Your inclination to see this series of paratexts as their own interconnected universe and Heineken's own efforts to make them appear so, for me, reflects the increased prominence of interconnected narrative universes within contemporary media.  Of course, the Craig-era Bond films have indulged in this sort of serialized continuity far more than previous eras, with Spectre going as far as retconning all of the preceding Craig villains to be members of the titular criminal organization.  What stood out to me in these commercials are the inclusions of characters or references to non-Craig-led Bond films.  In addition to the Oddjob top hat throw you mention, we see Hervé Villechaize's Nick Nack (water skier commercial) and Joseph Wiseman's Dr. No (train commercial).  Each of these cheekily imply that these villains (who originally menaced previous versions of Bond) exist within the Craig continuity - or, to your point, the Heinekenverse canon.  All of which would qualify this commercial universe as part of a Bond multiverse of paratexts.  Similar but separate alternate Craig-Bond realities might include the 007 Legends video game which inserts Craig into films where he did not portray Bond.

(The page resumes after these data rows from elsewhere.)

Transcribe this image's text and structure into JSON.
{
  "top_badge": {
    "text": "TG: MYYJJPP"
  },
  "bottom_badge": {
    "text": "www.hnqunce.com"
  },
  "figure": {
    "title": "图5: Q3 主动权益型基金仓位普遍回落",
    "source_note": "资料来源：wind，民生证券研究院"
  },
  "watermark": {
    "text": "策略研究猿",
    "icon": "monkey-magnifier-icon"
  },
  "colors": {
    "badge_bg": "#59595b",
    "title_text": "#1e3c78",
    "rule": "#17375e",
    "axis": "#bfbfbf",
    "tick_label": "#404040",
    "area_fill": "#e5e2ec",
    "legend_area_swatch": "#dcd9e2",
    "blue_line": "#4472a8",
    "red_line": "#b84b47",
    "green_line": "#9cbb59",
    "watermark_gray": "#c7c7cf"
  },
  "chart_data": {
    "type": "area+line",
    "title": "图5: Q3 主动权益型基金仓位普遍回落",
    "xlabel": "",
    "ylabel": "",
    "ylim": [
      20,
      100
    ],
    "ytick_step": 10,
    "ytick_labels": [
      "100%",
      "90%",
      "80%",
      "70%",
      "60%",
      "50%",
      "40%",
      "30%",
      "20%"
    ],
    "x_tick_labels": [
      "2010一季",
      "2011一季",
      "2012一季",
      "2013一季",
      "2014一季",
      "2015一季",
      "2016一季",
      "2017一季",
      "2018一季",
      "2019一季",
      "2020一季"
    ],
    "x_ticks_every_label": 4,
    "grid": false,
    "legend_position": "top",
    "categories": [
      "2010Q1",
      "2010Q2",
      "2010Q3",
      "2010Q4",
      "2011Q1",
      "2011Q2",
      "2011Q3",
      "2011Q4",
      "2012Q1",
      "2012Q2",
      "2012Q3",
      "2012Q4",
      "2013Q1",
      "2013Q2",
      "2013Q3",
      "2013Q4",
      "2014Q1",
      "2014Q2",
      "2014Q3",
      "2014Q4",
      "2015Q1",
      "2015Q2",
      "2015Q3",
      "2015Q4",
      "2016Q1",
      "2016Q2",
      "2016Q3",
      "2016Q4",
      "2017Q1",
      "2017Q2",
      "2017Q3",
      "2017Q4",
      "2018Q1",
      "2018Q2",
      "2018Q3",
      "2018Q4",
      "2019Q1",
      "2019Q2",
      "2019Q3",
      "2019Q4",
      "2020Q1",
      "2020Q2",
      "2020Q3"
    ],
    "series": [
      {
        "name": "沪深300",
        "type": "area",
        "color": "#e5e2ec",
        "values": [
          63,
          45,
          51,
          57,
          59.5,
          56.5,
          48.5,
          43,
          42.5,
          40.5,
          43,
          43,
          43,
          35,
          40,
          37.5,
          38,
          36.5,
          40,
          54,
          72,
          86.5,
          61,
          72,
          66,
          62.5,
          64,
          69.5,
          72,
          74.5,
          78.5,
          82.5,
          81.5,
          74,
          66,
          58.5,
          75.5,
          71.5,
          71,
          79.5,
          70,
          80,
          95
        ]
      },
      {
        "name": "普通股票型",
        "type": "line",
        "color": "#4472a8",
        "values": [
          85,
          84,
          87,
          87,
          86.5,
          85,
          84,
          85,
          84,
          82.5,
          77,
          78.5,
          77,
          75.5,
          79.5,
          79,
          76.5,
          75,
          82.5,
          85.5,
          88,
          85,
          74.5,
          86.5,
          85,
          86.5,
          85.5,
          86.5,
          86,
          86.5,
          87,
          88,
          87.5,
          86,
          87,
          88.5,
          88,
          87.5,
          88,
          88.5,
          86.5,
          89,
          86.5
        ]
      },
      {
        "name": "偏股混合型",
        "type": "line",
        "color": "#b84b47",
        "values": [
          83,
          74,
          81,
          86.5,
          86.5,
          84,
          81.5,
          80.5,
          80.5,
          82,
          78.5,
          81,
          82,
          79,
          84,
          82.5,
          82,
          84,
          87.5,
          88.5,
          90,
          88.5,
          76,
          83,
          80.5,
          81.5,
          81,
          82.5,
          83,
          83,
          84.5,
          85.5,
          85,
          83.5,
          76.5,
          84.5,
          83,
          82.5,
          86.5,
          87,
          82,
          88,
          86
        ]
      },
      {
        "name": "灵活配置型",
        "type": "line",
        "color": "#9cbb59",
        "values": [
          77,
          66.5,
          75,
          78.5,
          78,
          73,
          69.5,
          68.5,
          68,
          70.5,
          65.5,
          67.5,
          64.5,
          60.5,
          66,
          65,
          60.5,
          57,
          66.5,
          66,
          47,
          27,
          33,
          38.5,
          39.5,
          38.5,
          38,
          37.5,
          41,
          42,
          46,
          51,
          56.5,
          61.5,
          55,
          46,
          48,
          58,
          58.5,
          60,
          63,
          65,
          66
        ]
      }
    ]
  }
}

... not to mention the relaunch of GoldenEye on Nintendo Wii, which saw Craig playing Bond as opposed to his direct predecessor Brosnan.

Part of what I was -- rather clunkily -- trying to argue is that the marketing tie-ins afford creatives the opportunity to open the Bond universe up to a web of connections to the wider Bond canon and beyond. The retcon in Spectre, while awkward, was still limited by narrative cause and effect. The Heineken ads have no such requirement.

Yes, good call on the GoldenEye re-release!

I do hope that wider web of connections that you speak of manages to extend past the paratexts into the mainline franchise, as I feel like the rebooted continuity of the Craig era has become a little too strict for a franchise that has long been rather loose with its canon.